This presentation will introduce BASIRA, a powerful web-based open access database of depictions of books and other textual documents in the figurative arts between approximately 1300 to 1600 CE. Redeveloped at SIMS with support from the Samuel H. Kress Foundation and a private donor, the database has been evolving privately over nearly a decade. The new, open access search interface was officially unveiled to the public at the 16th annual Schoenberg Symposium for Manuscript Studies in the Digital Age in November 2023.

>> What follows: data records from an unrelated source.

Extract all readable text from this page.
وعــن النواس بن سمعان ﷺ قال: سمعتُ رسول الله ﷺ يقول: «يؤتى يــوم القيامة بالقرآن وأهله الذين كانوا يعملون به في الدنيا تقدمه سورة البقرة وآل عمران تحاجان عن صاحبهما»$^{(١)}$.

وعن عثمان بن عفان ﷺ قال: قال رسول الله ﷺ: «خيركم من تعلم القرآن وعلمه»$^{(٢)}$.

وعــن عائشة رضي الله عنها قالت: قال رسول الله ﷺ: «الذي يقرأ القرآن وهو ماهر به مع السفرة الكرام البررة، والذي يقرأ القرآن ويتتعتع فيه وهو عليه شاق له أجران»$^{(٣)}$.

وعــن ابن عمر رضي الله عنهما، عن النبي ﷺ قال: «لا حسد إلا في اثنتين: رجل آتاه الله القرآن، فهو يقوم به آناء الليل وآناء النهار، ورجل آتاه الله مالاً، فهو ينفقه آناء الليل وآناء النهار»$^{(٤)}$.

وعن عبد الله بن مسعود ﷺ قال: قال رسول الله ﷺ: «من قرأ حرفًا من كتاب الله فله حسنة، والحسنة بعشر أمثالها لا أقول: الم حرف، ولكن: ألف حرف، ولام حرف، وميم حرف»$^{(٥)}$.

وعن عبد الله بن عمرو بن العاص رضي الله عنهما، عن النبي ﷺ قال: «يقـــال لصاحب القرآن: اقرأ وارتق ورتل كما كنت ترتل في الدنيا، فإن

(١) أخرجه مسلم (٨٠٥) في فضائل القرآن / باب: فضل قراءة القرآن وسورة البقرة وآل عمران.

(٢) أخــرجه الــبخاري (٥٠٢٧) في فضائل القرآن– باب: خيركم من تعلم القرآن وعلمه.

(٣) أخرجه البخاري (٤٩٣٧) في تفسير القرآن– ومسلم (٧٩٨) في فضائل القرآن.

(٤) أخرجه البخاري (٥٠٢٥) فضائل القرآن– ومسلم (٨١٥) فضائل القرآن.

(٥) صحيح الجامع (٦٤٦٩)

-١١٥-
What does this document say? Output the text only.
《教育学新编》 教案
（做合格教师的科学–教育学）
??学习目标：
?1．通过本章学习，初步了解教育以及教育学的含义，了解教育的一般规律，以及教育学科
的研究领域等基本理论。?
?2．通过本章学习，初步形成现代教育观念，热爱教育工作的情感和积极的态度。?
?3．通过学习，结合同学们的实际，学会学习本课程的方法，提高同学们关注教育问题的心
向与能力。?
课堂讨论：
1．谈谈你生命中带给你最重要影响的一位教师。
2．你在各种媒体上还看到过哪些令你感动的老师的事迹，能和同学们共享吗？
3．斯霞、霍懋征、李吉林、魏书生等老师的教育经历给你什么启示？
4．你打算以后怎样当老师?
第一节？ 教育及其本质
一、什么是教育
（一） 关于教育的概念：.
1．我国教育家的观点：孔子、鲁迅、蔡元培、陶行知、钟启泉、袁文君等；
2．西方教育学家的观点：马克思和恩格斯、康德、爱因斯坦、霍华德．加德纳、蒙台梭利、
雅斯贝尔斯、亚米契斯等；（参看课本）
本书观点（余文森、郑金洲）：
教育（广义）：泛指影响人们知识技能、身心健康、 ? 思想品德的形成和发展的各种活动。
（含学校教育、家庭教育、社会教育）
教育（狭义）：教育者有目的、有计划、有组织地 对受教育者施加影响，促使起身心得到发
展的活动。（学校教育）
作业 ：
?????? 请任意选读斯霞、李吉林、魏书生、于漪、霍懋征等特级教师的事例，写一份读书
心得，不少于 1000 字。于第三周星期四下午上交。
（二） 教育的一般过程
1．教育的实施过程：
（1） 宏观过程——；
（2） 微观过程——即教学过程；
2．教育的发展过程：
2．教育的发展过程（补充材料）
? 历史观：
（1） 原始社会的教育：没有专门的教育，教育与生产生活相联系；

The constantly growing dataset allows users to discover, query, and view over 3,000 depictions of late medieval and early modern documents drawn from artworks found across Europe and North America. Many aspects of a depiction can be explored, from details of binding construction, fastenings, and bookmarks, to the iconographic and cultural context of the work of art, to the particular way in which actions are being performed with the book, and by whom. Is a book being read or sung from, displayed, gifted, received, trodden, or something else? Is it open to pages showing text or illustrations, and if so, what is the content? What is the gender of the reader and their social status? Are they perusing with an index finger, or roughly handling with a thumb? Entries in the database are accompanied by detailed imagery, often taken on-site by members of the project team.
As an interdisciplinary resource, BASIRA will be of interest to historians of visual art, music, religion, literature, private life and gender, as well as museum and heritage professionals, book conservators, and members of the general public.